Virus : «On nous a abandonnés!» bloqués au Sénégal, Khaya, militaire à Toulon et des ressortissants français sont scandalisés

L’attente aura duré des semaines. Un mois et seize jours de confinement imposé, bloquée au Sénégal, épuisée et encore agacée, Khaya qui tient à garder son anonymat, a finalement rejoint son régiment à Toulon ce mardi 5 mai. Elle raconte son incroyable périple et témoin malgré-elle de l’avancée de l’épidémie Covid-19, Khaya s’inquiète de la progression du nouveau coronavirus qui commence ses ravages sur la côte ouest de l’Afrique. À son arrivée début mars, si la population était indifférente à l’infection Covid-19, estimant à tort que ce virus n’était qu’une maladie européenne, les comportements ont vite évolué. Selon un bilan communiqué mercredi, le Sénégal déclarait officiellement 1 433 cas de contamination dont douze décès et 927 personnes actuellement sous traitement. 46 jours et 46 nuits, Khaya hébergée en famille a espéré rentrer chez elle à Toulon. Peine perdue, l’aéroport fermé, tous les avions d’Air Sénégal sont restés cloués au sol avant même le confinement sur place : « Un abandon total concernant notre rapatriement » dénonce aujourd’hui la jeune militaire qui envisage de porter plainte.

Sénégal, des clients attendent devant le magasin Auchan à Mbour (avril 2020)

Lundi 4 mai 2020, c’est enfin le grand départ du vol Air France de l’Aéroport Blaise Diagne à destination de Paris-Charles de Gaulle, une escale plus tard, et départ pour Nice avant d’atterrir à sa base de Toulon le mardi 5 mai 2020. Un avion bondé, un long périple pour Khaya, le soulagement pour la jeune femme comme pour de nombreux ressortissants français qui attendaient un rapatriement d’urgence. Conclusion, l’Ambassade de France au Sénégal n’a pas été à la hauteur.

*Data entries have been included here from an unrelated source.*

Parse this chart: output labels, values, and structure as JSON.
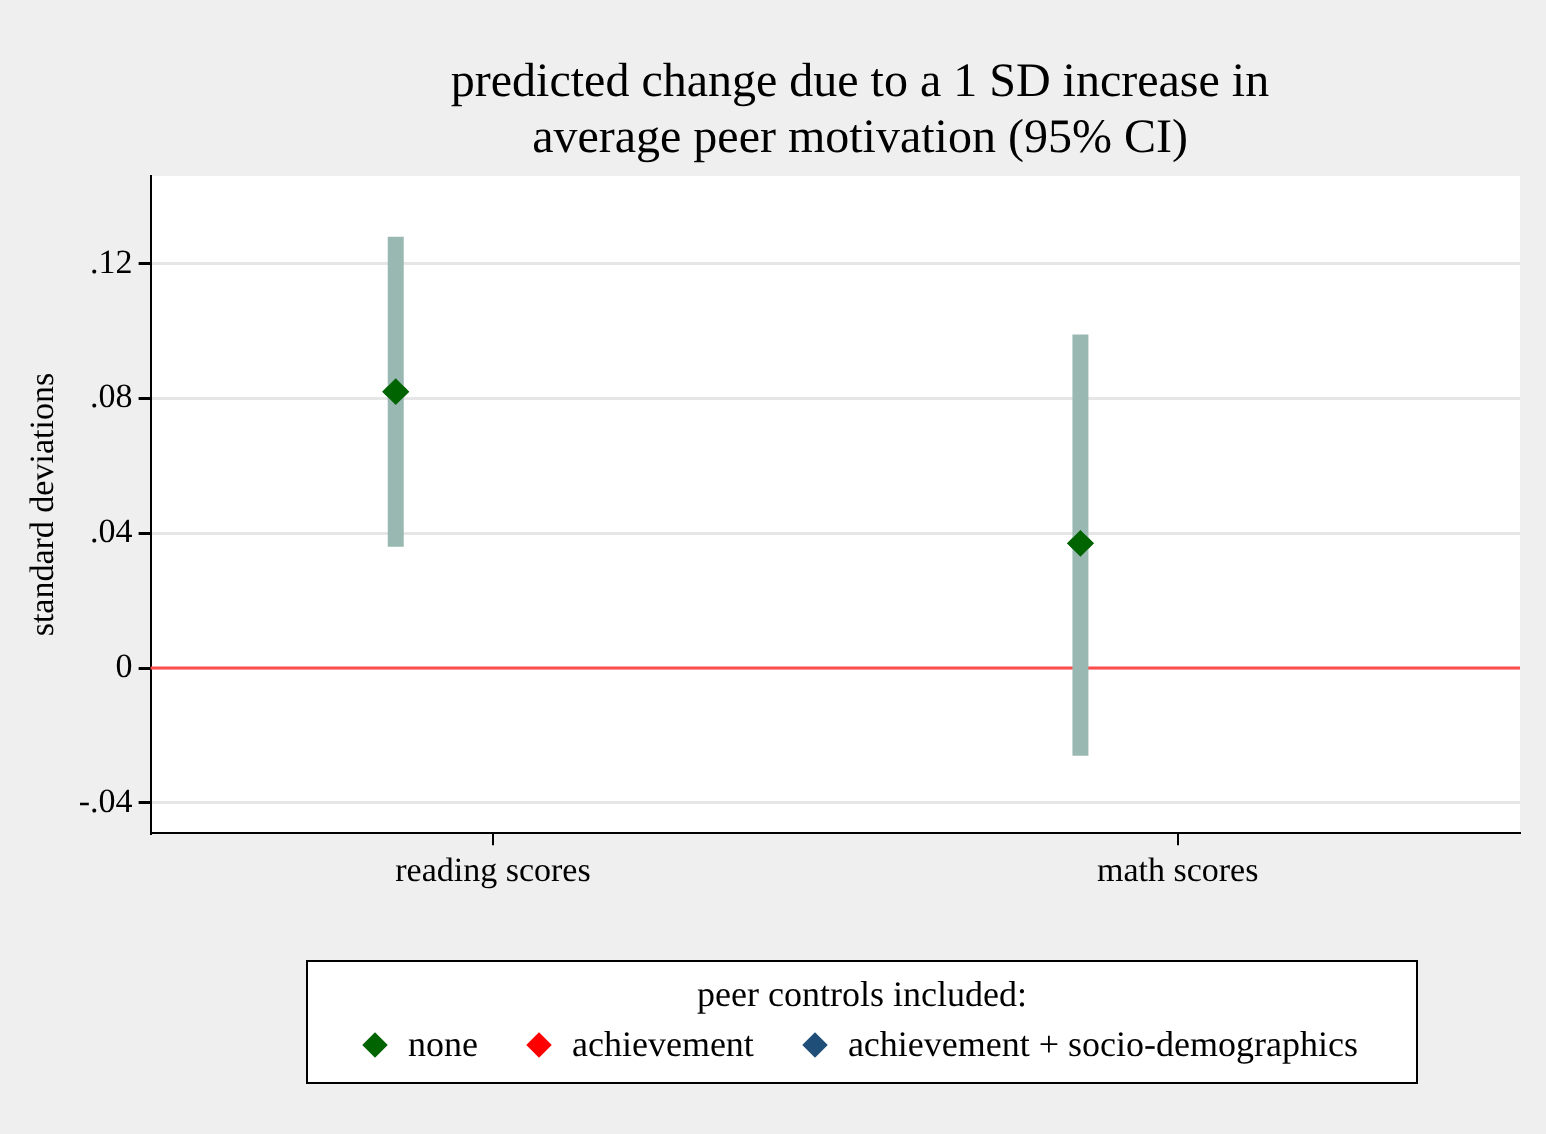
{
  "chart_data": {
    "type": "scatter",
    "title": "predicted change due to a 1 SD increase in average peer motivation (95% CI)",
    "ylabel": "standard deviations",
    "legend_title": "peer controls included:",
    "categories": [
      "reading scores",
      "math scores"
    ],
    "series": [
      {
        "name": "none",
        "color": "#006400",
        "values": [
          0.082,
          0.037
        ],
        "errors": [
          [
            0.036,
            0.128
          ],
          [
            -0.026,
            0.099
          ]
        ]
      },
      {
        "name": "achievement",
        "color": "#ff0000",
        "values": [
          null,
          null
        ]
      },
      {
        "name": "achievement + socio-demographics",
        "color": "#1f4e79",
        "values": [
          null,
          null
        ]
      }
    ],
    "ylim": [
      -0.049,
      0.146
    ],
    "yticks": [
      {
        "value": -0.04,
        "label": "-.04"
      },
      0,
      {
        "value": 0.04,
        "label": ".04"
      },
      {
        "value": 0.08,
        "label": ".08"
      },
      {
        "value": 0.12,
        "label": ".12"
      }
    ],
    "ref_lines": [
      {
        "axis": "y",
        "value": 0,
        "color": "#ff4d4d"
      }
    ],
    "grid": "y",
    "legend": "bottom",
    "marker": "diamond"
  }
}
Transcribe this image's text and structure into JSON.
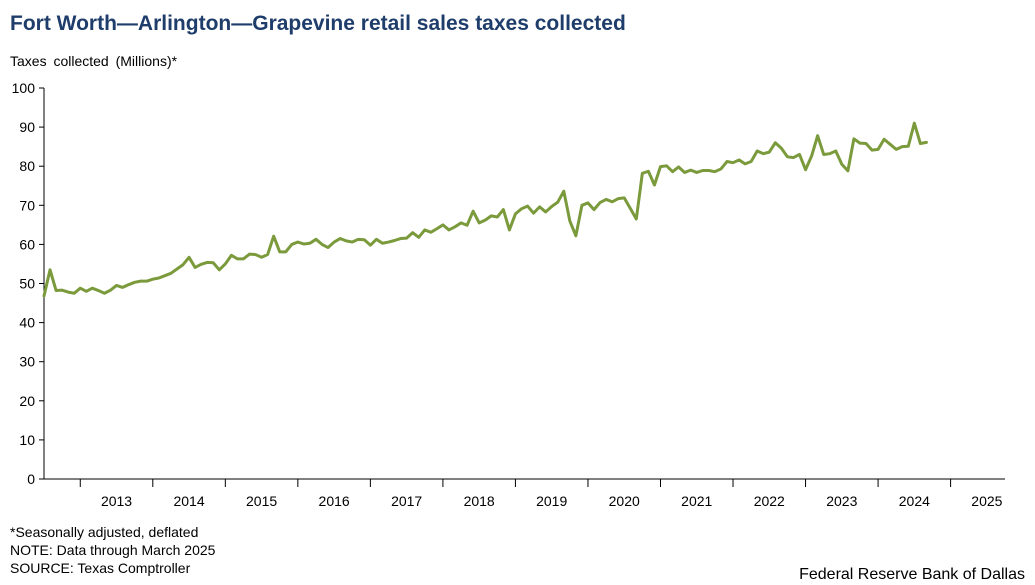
{
  "title": "Fort Worth—Arlington—Grapevine retail sales taxes collected",
  "notes": {
    "line1": "*Seasonally adjusted, deflated",
    "line2": "NOTE: Data through March 2025",
    "line3": "SOURCE: Texas Comptroller"
  },
  "credit": "Federal Reserve Bank of Dallas",
  "colors": {
    "line": "#7a9a3c",
    "title": "#1f3d6b"
  },
  "chart_data": {
    "type": "line",
    "title": "Fort Worth—Arlington—Grapevine retail sales taxes collected",
    "ylabel": "Taxes  collected  (Millions)*",
    "xlabel": "",
    "ylim": [
      0,
      100
    ],
    "yticks": [
      0,
      10,
      20,
      30,
      40,
      50,
      60,
      70,
      80,
      90,
      100
    ],
    "xlim": [
      2012.5,
      2025.75
    ],
    "xtick_labels": [
      "2013",
      "2014",
      "2015",
      "2016",
      "2017",
      "2018",
      "2019",
      "2020",
      "2021",
      "2022",
      "2023",
      "2024",
      "2025"
    ],
    "grid": false,
    "legend": "none",
    "start": "2012-07",
    "frequency": "monthly",
    "values": [
      46.8,
      53.5,
      48.2,
      48.3,
      47.8,
      47.5,
      48.8,
      48.0,
      48.8,
      48.2,
      47.5,
      48.3,
      49.5,
      49.0,
      49.7,
      50.3,
      50.6,
      50.6,
      51.1,
      51.4,
      52.0,
      52.6,
      53.7,
      54.8,
      56.7,
      54.1,
      54.9,
      55.4,
      55.3,
      53.5,
      55.0,
      57.2,
      56.3,
      56.3,
      57.5,
      57.4,
      56.7,
      57.4,
      62.1,
      58.1,
      58.1,
      60.0,
      60.6,
      60.1,
      60.3,
      61.3,
      60.0,
      59.2,
      60.6,
      61.5,
      60.9,
      60.6,
      61.3,
      61.2,
      59.8,
      61.3,
      60.3,
      60.6,
      61.0,
      61.5,
      61.6,
      63.0,
      61.8,
      63.7,
      63.1,
      64.0,
      65.0,
      63.7,
      64.5,
      65.5,
      64.9,
      68.5,
      65.5,
      66.2,
      67.3,
      67.0,
      68.9,
      63.7,
      67.8,
      69.1,
      69.8,
      68.0,
      69.6,
      68.3,
      69.7,
      70.8,
      73.6,
      66.0,
      62.2,
      70.0,
      70.6,
      68.9,
      70.7,
      71.5,
      70.9,
      71.7,
      71.9,
      69.2,
      66.5,
      78.2,
      78.7,
      75.2,
      79.9,
      80.1,
      78.6,
      79.8,
      78.4,
      79.0,
      78.4,
      78.9,
      78.9,
      78.6,
      79.3,
      81.2,
      80.9,
      81.6,
      80.6,
      81.2,
      83.9,
      83.2,
      83.6,
      86.0,
      84.6,
      82.4,
      82.2,
      83.0,
      79.1,
      82.6,
      87.8,
      83.0,
      83.2,
      83.9,
      80.5,
      78.8,
      87.0,
      85.9,
      85.8,
      84.1,
      84.3,
      86.9,
      85.6,
      84.3,
      85.0,
      85.1,
      91.0,
      85.8,
      86.1
    ]
  }
}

Tout commence le 16 mars 2020 quand Khaya arrive à Dakar, elle est en voyage pour raisons familiales et son retour est programmé le samedi 4 avril. A ce moment au Sénégal, l’ombre du Coronavirus est très loin du quotidien des habitants qui vivent de petits boulots. «Les fausses rumeurs circulent, la maladie n’arrivera pas jusqu’ici, puisqu’il fait chaud, pour se prémunir d’éventuelles contaminations, il suffit de boire de l’eau de coco et de manger des oignons».

Sénégal, confinement, mai 2020

Des cas de Covid-19 sont identifiés mais le pays ne comptabilise aucun mort, jusqu’à Mr Diouf, note Khaya. Du coup, le gouvernement durcit les mesures de protections, ferme les marchés, impose un couvre-feu de 7h du soir à 8h du matin. La population qui a faim, commence à s’inquiéter, les autorités organisent l’aide alimentaire et distribuent de la nourriture. Le confinement total est décrété mais peu suivi par un grand nombre de sénégalais qui gagnent leur vie au jour le jour. Mi-avril, le nombre de personnes contaminées augmente si rapidement que le milieu hospitalier craint désormais une saturation des structures de santé.

Dans ce climat de panique, revenir en terre française est comme attendre un miracle. À bout de souffle les ressortissants bloqués au Sénégal qui s’impatientent sont scandalisés par les prix exorbitants des billets qu’Air France leurs propose. «L’Ambassadeur de France essuie des insultes de passagers qui se sentent abandonnés par la France». Finalement, Khaya choisit un vol commercial sur la compagnie Air France et paye un aller simple au prix de deux billets allers retours. Dans un avion bondé, sans aucune mesure de distanciation et de protection (à part les masques), les ressortissants quittent le Sénégal.

Aéroport de Dakar, mai 2020

Le stress et l’anxiété ont eu raison de Khaya, épuisée, elle envisage de porter plainte face à tant de dysfonctionnements et perplexe, elle se demande si les sénégalais arriveront à surmonter cette pandémie qui a provoqué la mort de plus de 270 000 personnes dans le monde, selon les chiffres de Santé Publique France.

Abdoulaye Bousso, le directeur du Centre des opérations d’urgences sanitaires au Sénégal estime que les structures de santé commencent à atteindre «un niveau de saturation en nombre de lits». Le médecin a précisé dans le journal Le Monde, que ce sont les principaux centres de traitement des malades qui approchent leurs limites, avec un taux d’occupation de 80 %. « Nous avons encore de la marge, mais ça va très vite en termes de nombre » a déclaré Abdoulaye Bousso.